Once I was able to get the terminal frame and the effects ported from OpenGL to WebGL, I asked the LLM to replace the hardcoded text with the output of Xterm.js. Xterm.js is an open-source project designed to be a web-based front-end for terminals. It's used in tools like Visual Studio Code because VS Code is a web application that runs inside Electron—Xterm.js is the front-end within VS Code that accesses a real terminal instance on your machine.
In my case, I don't need a real terminal, so I asked Claude to create a terminal emulator with a bunch of basic commands such as clear, ls, cd, and cat.

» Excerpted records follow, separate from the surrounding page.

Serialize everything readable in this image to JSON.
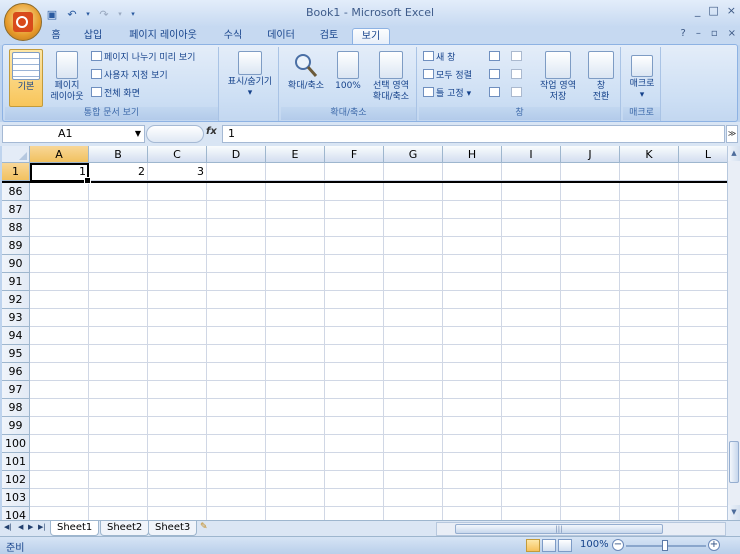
{
  "window": {
    "title": "Book1 - Microsoft Excel",
    "min": "_",
    "max": "□",
    "close": "×"
  },
  "tabs": [
    "홈",
    "삽입",
    "페이지 레이아웃",
    "수식",
    "데이터",
    "검토",
    "보기"
  ],
  "active_tab": "보기",
  "tab_right": {
    "help": "?",
    "min": "–",
    "restore": "▫",
    "close": "×"
  },
  "ribbon": {
    "workbook_views": {
      "label": "통합 문서 보기",
      "normal": "기본",
      "page_layout": [
        "페이지",
        "레이아웃"
      ],
      "page_break": "페이지 나누기 미리 보기",
      "custom_views": "사용자 지정 보기",
      "full_screen": "전체 화면"
    },
    "show_hide": {
      "label": "표시/숨기기",
      "arrow": "▾"
    },
    "zoom": {
      "label": "확대/축소",
      "zoom": "확대/축소",
      "hundred": "100%",
      "zoom_selection": [
        "선택 영역",
        "확대/축소"
      ]
    },
    "window": {
      "label": "창",
      "new_window": "새 창",
      "arrange_all": "모두 정렬",
      "freeze_panes": "틀 고정",
      "save_workspace": [
        "작업 영역",
        "저장"
      ],
      "switch_windows": [
        "창",
        "전환"
      ]
    },
    "macros": {
      "label": "매크로",
      "macros": "매크로"
    }
  },
  "formula_bar": {
    "name_box": "A1",
    "fx": "fx",
    "value": "1"
  },
  "columns": [
    "A",
    "B",
    "C",
    "D",
    "E",
    "F",
    "G",
    "H",
    "I",
    "J",
    "K",
    "L"
  ],
  "rows": [
    "1",
    "86",
    "87",
    "88",
    "89",
    "90",
    "91",
    "92",
    "93",
    "94",
    "95",
    "96",
    "97",
    "98",
    "99",
    "100",
    "101",
    "102",
    "103",
    "104"
  ],
  "cells": {
    "A1": "1",
    "B1": "2",
    "C1": "3"
  },
  "sheets": [
    "Sheet1",
    "Sheet2",
    "Sheet3"
  ],
  "active_sheet": "Sheet1",
  "status": {
    "ready": "준비",
    "zoom": "100%"
  }
}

At this point, everything was almost complete, so I asked Claude to implement multiple text-based games. I implemented games like Pong, Tetris, Snake, Minesweeper, Space Invaders, and Arkanoid—and most of them worked almost perfectly on the first attempt. Some of the games experienced minor visual issues, but I was able to solve everything by describing the issue in detail to Claude and what I thought was the root cause.
I also wanted to add support for playing audio and video files directly in the terminal, similar to how ffplay works in a real terminal. I asked Claude to implement an ffplay command that could render video with all the effects previously implemented.
The final step was to ask Claude to refactor the code to clearly separate the library code (the WebGL retro terminal renderer) from my application code (the terminal emulator and games). The goal was to publish the WebGL terminal renderer as a standalone npm module, and Claude was able to do it with zero issues in just one attempt.
Overall, the entire implementation took around 10–15 hours. Without an LLM, it would have taken me several weeks. I think this project has been an interesting way to demonstrate how powerful LLMs can be as development tools—especially when working with unfamiliar technologies like shader programming.
By the end of the experiment, I consumed about 50% of my monthly GitHub Copilot for Business tokens ($21/month), which means the entire project cost me roughly $10.50. When you consider that this would have taken weeks of work otherwise, the cost savings enabled by Claude Opus are absolutely insane.